Donald Berwick, MD, first coined the term “Triple Aim” for the goals of the emerging health care world.1 Emergency medicine has clinical ABCs as cornerstones of the specialty. Today, as the new health care world emerges, there are significant challenges and opportunities that will redefine the meaning of EM’s practice management ABCs; a new “EM Triple Aim” is at hand.
The first significant impetus to change was the Centers for Medicare & Medicaid Services (CMS) announcement making provider payment data available to the public.2 This change now provides critical information to everyone on how physicians have been paid by Medicare. In the context of other changes, this initial move by CMS will likely stand as an industry cornerstone/landmark change as it will have an impact throughout the provider community.
The second industry move of importance for physicians was the recent announcement by Aetna, Humana, and UnitedHealthcare of virtually the same change, namely the release of their payment data to the public.3
Along these same lines, it is important to recognize a very important article by Bob Herman, in which he potentially links the first two and begins exploring the potential for Medicare to become the health care industry’s sole payer.4 Although the article itself addresses hospital finances, it is prudent to take note of it. This may not be as far-fetched as one might think. Emergency physicians need to be armed with the facts and prepared to aggressively deal with several related changes and industry maneuverings that could potentially have a dramatic impact on the finances and even the survival of individual EM practices (see sidebar).

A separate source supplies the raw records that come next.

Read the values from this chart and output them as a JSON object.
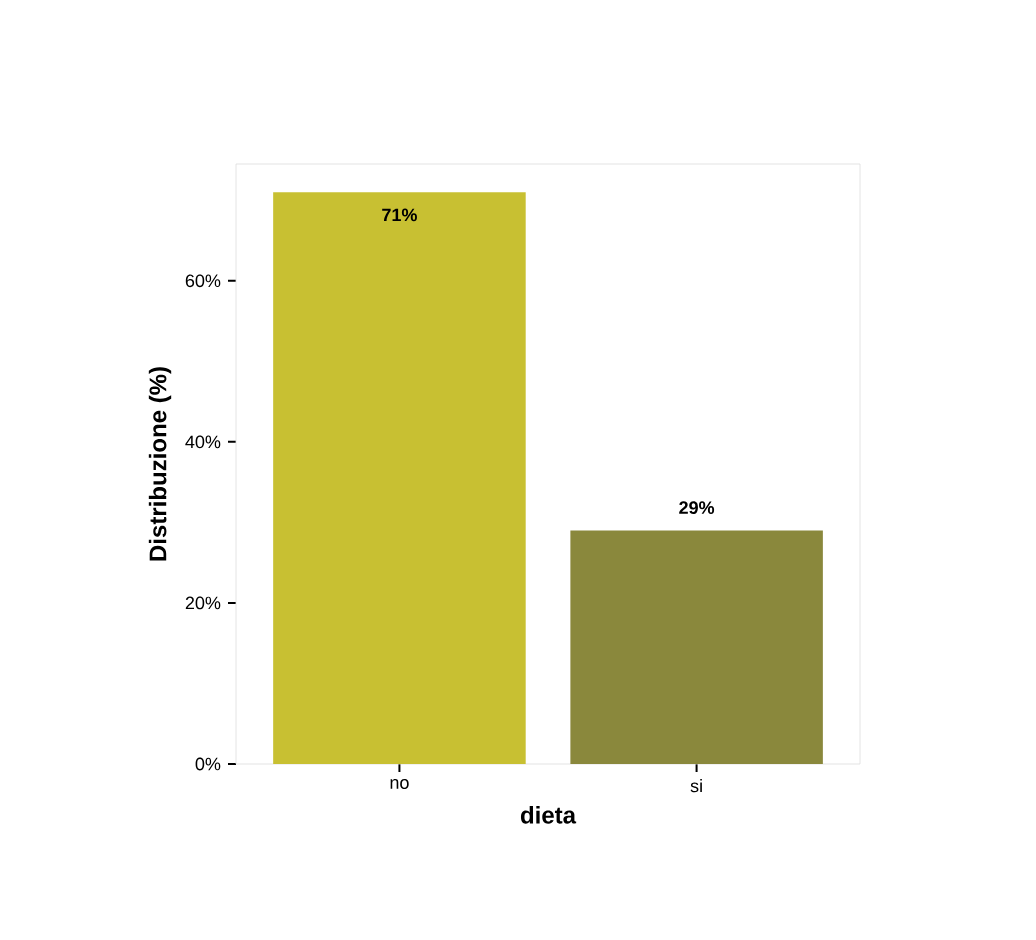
{
  "chart_data": {
    "type": "bar",
    "xlabel": "dieta",
    "ylabel": "Distribuzione (%)",
    "categories": [
      "no",
      "si"
    ],
    "values": [
      71,
      29
    ],
    "colors": [
      "#c8c032",
      "#8a883c"
    ],
    "value_labels": [
      "71%",
      "29%"
    ],
    "ylim": [
      0,
      74.5
    ],
    "yticks": [
      {
        "value": 0,
        "label": "0%"
      },
      {
        "value": 20,
        "label": "20%"
      },
      {
        "value": 40,
        "label": "40%"
      },
      {
        "value": 60,
        "label": "60%"
      }
    ],
    "grid": false
  }
}
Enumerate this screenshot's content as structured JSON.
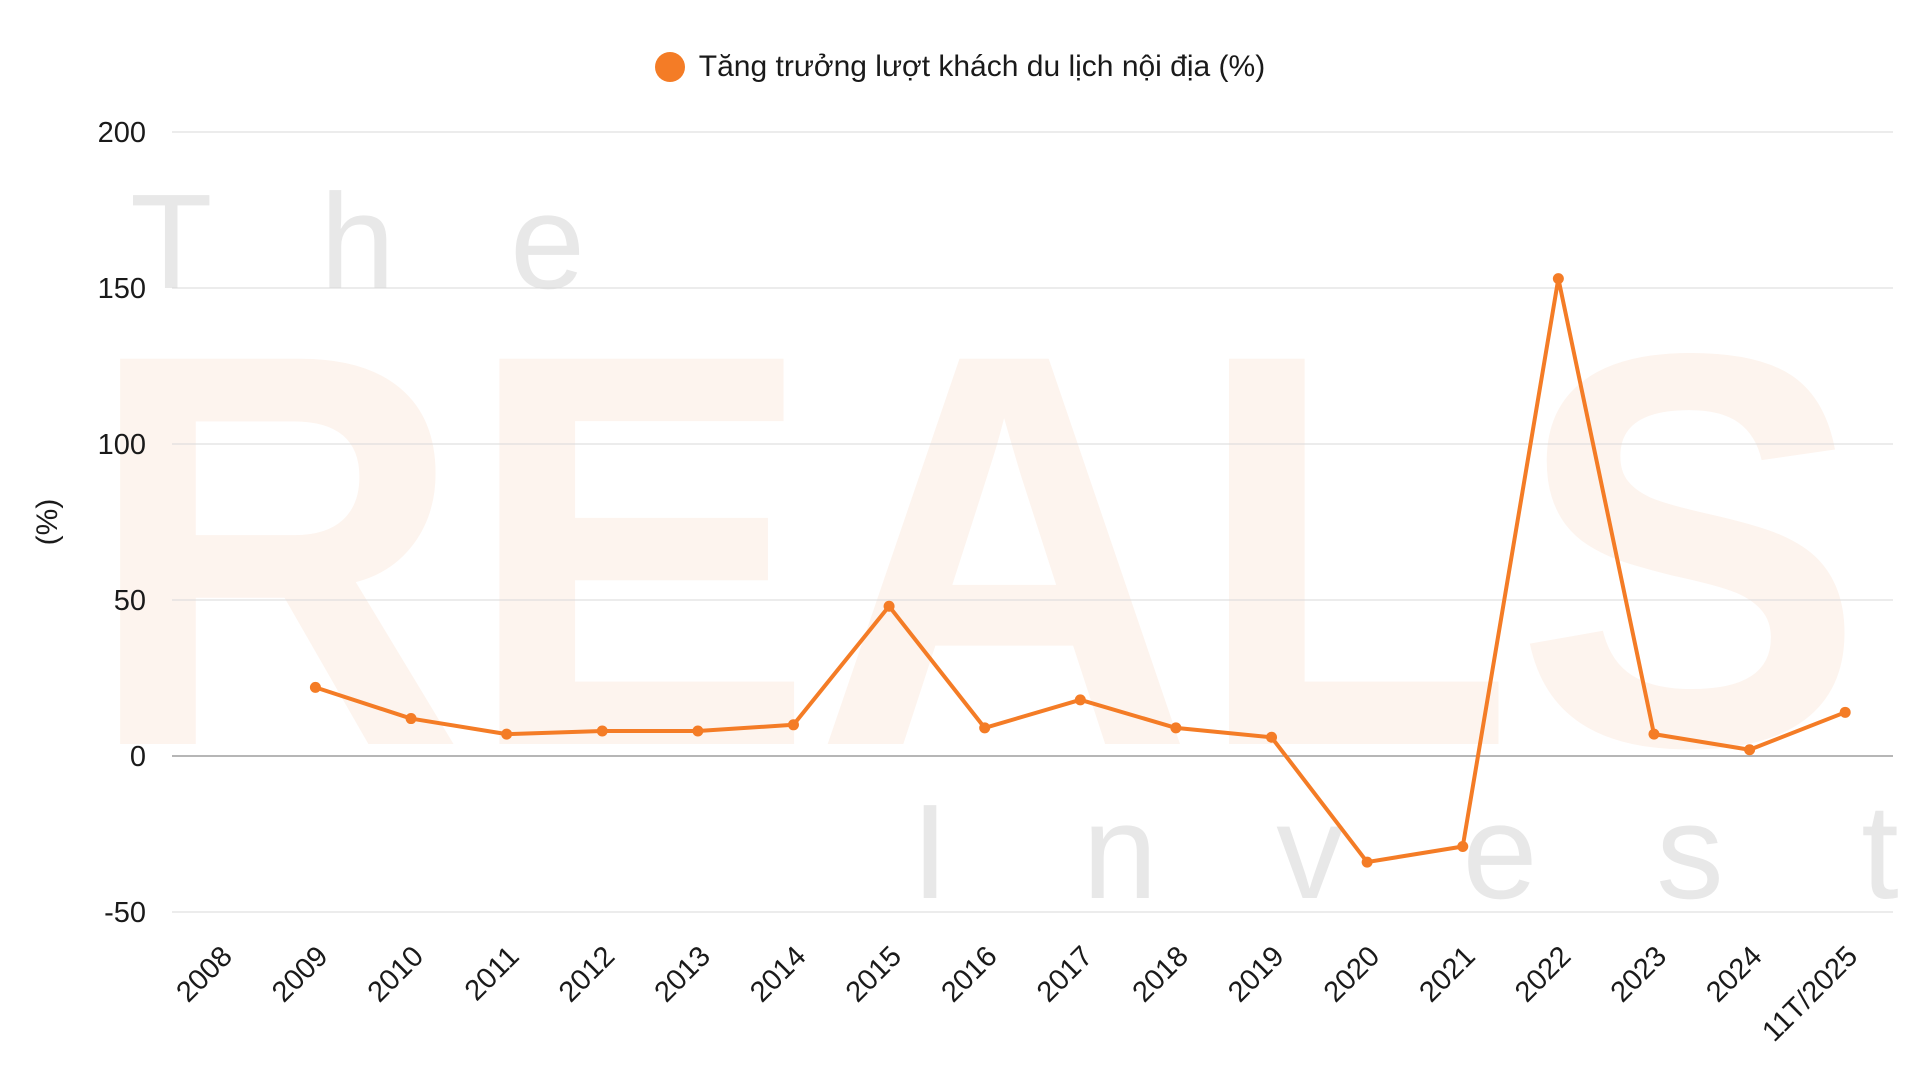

What might these changes mean for EM? These are major structural changes and shifts in the macroeconomic and demographic landscape that could have significant impact EM practices. The big-picture issues involve hospitals maneuvering to engage the insurance industry. Medicaid expansion certainly offers the potential for EM reimbursement to increase at least slightly, but it will be dependent on the actual levels of reimbursement. The explosion of the urgent care industry coupled with the retailization of health care definitely have the potential to significantly change the acuity mix of EM practices.
The insurance industry poses a challenge that necessitates constant vigilance of critical indices of EM practices.

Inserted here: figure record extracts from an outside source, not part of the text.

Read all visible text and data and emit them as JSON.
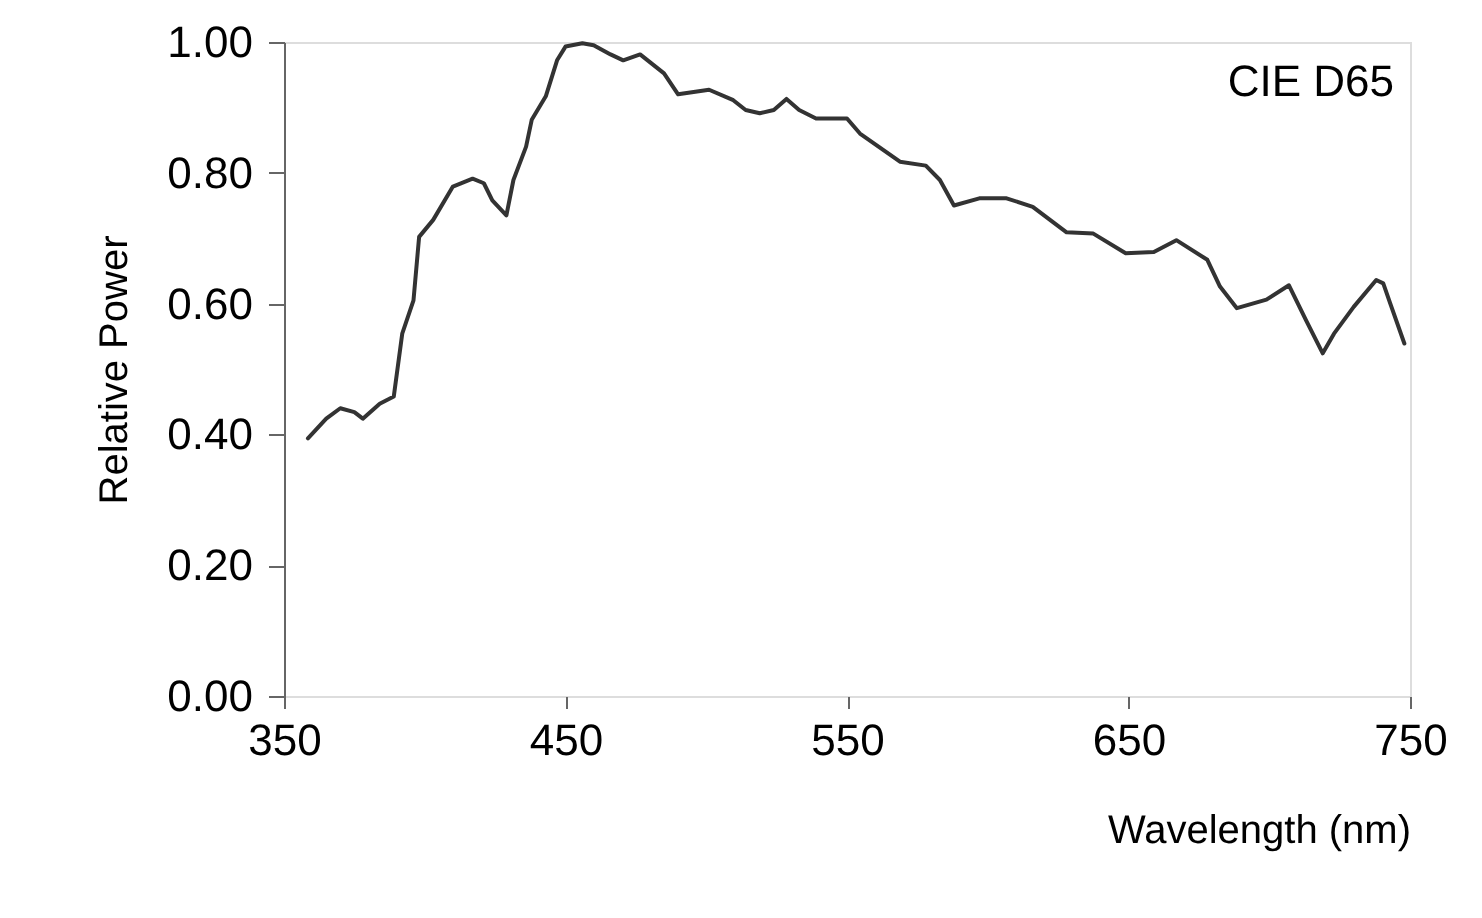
{
  "chart_data": {
    "type": "line",
    "xlabel": "Wavelength (nm)",
    "ylabel": "Relative Power",
    "annotations": [
      "CIE D65"
    ],
    "x": [
      358.5,
      365,
      370,
      375,
      378,
      384,
      389,
      392,
      396,
      398,
      403,
      410,
      417,
      421,
      424,
      429,
      431.5,
      436,
      438,
      443,
      447,
      450,
      456,
      460,
      466,
      470.5,
      476.5,
      485,
      490,
      501,
      509.6,
      514,
      519,
      524,
      528.5,
      533,
      539,
      550,
      554.6,
      568.8,
      578,
      583,
      588,
      597,
      606.7,
      616,
      628,
      637.5,
      649,
      659,
      667,
      678,
      682.5,
      688.5,
      699,
      707,
      713,
      719,
      723,
      730,
      738,
      740.5,
      743,
      748
    ],
    "series": [
      {
        "color": "#333333",
        "values": [
          0.394,
          0.424,
          0.44,
          0.434,
          0.424,
          0.447,
          0.458,
          0.554,
          0.605,
          0.702,
          0.728,
          0.779,
          0.791,
          0.784,
          0.758,
          0.735,
          0.789,
          0.84,
          0.881,
          0.917,
          0.972,
          0.993,
          0.998,
          0.995,
          0.981,
          0.972,
          0.981,
          0.952,
          0.92,
          0.927,
          0.911,
          0.896,
          0.891,
          0.896,
          0.913,
          0.896,
          0.883,
          0.883,
          0.86,
          0.817,
          0.811,
          0.789,
          0.75,
          0.761,
          0.761,
          0.748,
          0.709,
          0.707,
          0.677,
          0.679,
          0.697,
          0.667,
          0.626,
          0.593,
          0.606,
          0.628,
          0.575,
          0.524,
          0.554,
          0.595,
          0.636,
          0.631,
          0.6,
          0.539
        ]
      }
    ],
    "xlim": [
      350,
      750
    ],
    "xticks": [
      350,
      450,
      550,
      650,
      750
    ],
    "ylim": [
      0,
      1
    ],
    "yticks": [
      {
        "value": 0,
        "label": "0.00"
      },
      {
        "value": 0.2,
        "label": "0.20"
      },
      {
        "value": 0.4,
        "label": "0.40"
      },
      {
        "value": 0.6,
        "label": "0.60"
      },
      {
        "value": 0.8,
        "label": "0.80"
      },
      {
        "value": 1,
        "label": "1.00"
      }
    ],
    "grid": false,
    "marker": "none",
    "line_style": "solid"
  }
}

Simultaneous, with these changes, we are living in an emerging health care world of physician engagement, alignment, and integration, with the hospital C-suite expecting the physician community to “get on board” with these changes that are beginning to significantly impact hospital finances. A hallmark of EM is its central role in triggering hospital admissions, with the emergency department accounting for at least 68 percent of hospital admissions.5 This landscape is, however, changing as hospitals move toward providing more care in outpatient settings. As the latter occurs, it can have a devastating financial impact on hospital finances, especially if hospital admissions substantially decline, which has been seen recently in suburban Philadelphia.6 The central role of EM in the hospital admission issue remains paramount.